Exercise 2 (Beginner): Create subplots with different sizes: one large plot and three smaller plots. Use width_ratios or height_ratios. Apply a style.
Exercise 3 (Intermediate): Create 4 subplots with sharex and sharey. Explain how shared axes simplify zooming/panning. Create both row-wise and column-wise sharing.
Exercise 4 (Intermediate): Create a figure with custom colors, line styles, markers. Apply alpha transparency. Create custom colormaps and legends.
Challenge (Advanced): Create an inset plot (subplot within subplot). Use GridSpec for complex layouts. Customize every element (spines, ticks, labels).
Seaborn: Statistical Graphics
Seaborn builds on Matplotlib, providing beautiful defaults and high-level functions for statistical visualizations. It integrates seamlessly with Pandas DataFrames.
Figure 3: Seaborn statistical graphics gallery — high-level plot types for common data analysis tasks
import seaborn as sns
# Set seaborn theme
sns.set_theme(style='whitegrid')
# Load sample dataset
tips = sns.load_dataset('tips')
print(tips.head())
# total_bill tip sex smoker day time size
# 0 16.99 1.01 Female No Sun Dinner 2
# 1 10.34 1.66 Male No Sun Dinner 3
# ...
Why Seaborn?
? Beautiful defaults (colors, fonts, spacing)
? Built for Pandas DataFrames (column names as labels)
? Statistical visualizations in one line
? Automatic legends and color schemes
Seaborn Datasets: Load and Explore
Seaborn provides built-in sample datasets perfect for learning and testing visualizations:
import seaborn as sns
# Get list of all available datasets
available_datasets = sns.get_dataset_names()
print("Available datasets:")
print(available_datasets)
# ['anagrams', 'anagrams_long', 'answer_keys', 'attention', 'brain_networks',
# 'car_crashes', 'diamonds', 'dots', 'dowjones', 'exercise', 'flights',
# 'fmri', 'gammas', 'geyser', 'glue', 'healthexp', 'iris', 'penguins', 'planets',
# 'taxis', 'titanic', 'tips', ...]
import seaborn as sns
import pandas as pd
# Load a specific dataset
iris = sns.load_dataset('iris')
print(iris.info())
print("\nDataset shape:", iris.shape)
print(iris.describe())
# Another popular dataset
titanic = sns.load_dataset('titanic')
print("Titanic columns:", titanic.columns.tolist())
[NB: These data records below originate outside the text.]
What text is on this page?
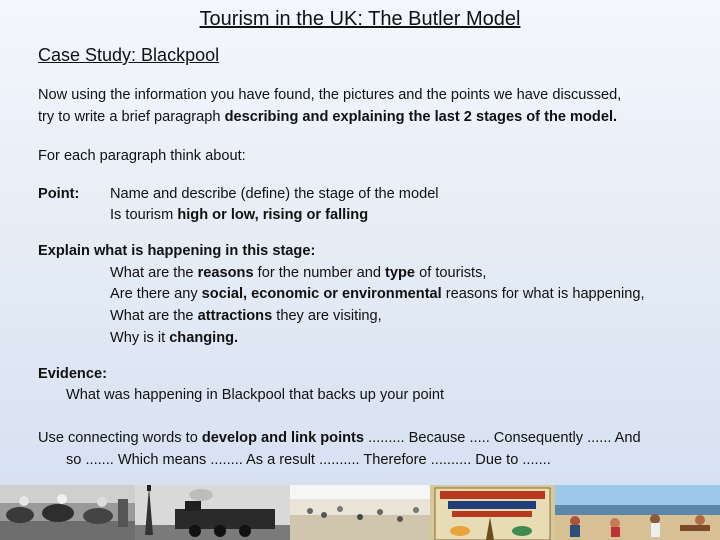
Tourism in the UK: The Butler Model
Case Study: Blackpool
Now using the information you have found, the pictures and the points we have discussed,
try to write a brief paragraph describing and explaining the last 2 stages of the model.
For each paragraph think about:
Point: Name and describe (define) the stage of the model
Is tourism high or low, rising or falling
Explain what is happening in this stage:
What are the reasons for the number and type of tourists,
Are there any social, economic or environmental reasons for what is happening,
What are the attractions they are visiting,
Why is it changing.
Evidence:
What was happening in Blackpool that backs up your point
Use connecting words to develop and link points ......... Because ..... Consequently ...... And
so ....... Which means ........ As a result .......... Therefore .......... Due to .......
print("Titanic shape:", titanic.shape)
import matplotlib.pyplot as plt
import seaborn as sns
# Load sample dataset
tips = sns.load_dataset('tips')
# Histogram with KDE overlay
sns.histplot(tips['total_bill'], bins=20, kde=True)
plt.title('Distribution of Total Bill')
plt.xlabel('Total Bill ($)')
plt.ylabel('Frequency')
plt.show()
Figure: Distribution of Total Bill
KDE (Kernel Density Estimate) Plots - Detailed Parameters
kdeplot() creates smooth probability density curves. Key parameters for customization:
Figure 4: Distribution visualization methods — histogram (discrete bins), KDE (smooth density curve), and combined overlay
import matplotlib.pyplot as plt
import seaborn as sns
tips = sns.load_dataset('tips')
# Basic KDE plot
sns.kdeplot(data=tips, x='total_bill')
plt.title('KDE Plot: Total Bill Distribution')
plt.show()
Figure: KDE Plot: Total Bill Distribution
import matplotlib.pyplot as plt
import seaborn as sns
tips = sns.load_dataset('tips')
# KDE with filled area and custom color
sns.kdeplot(data=tips, x='total_bill',
fill=True, # Fill under curve (shade=True in older versions)
color='teal', # Line/fill color
linewidth=2.5, # Line thickness
alpha=0.6) # Transparency
plt.title('KDE with Custom Styling')
plt.xlabel('Total Bill ($)')
plt.show()
Figure: KDE with Custom Styling
import matplotlib.pyplot as plt
import seaborn as sns
tips = sns.load_dataset('tips')
# Bandwidth adjustment (controls smoothness)
fig, axes = plt.subplots(1, 3, figsize=(14, 4))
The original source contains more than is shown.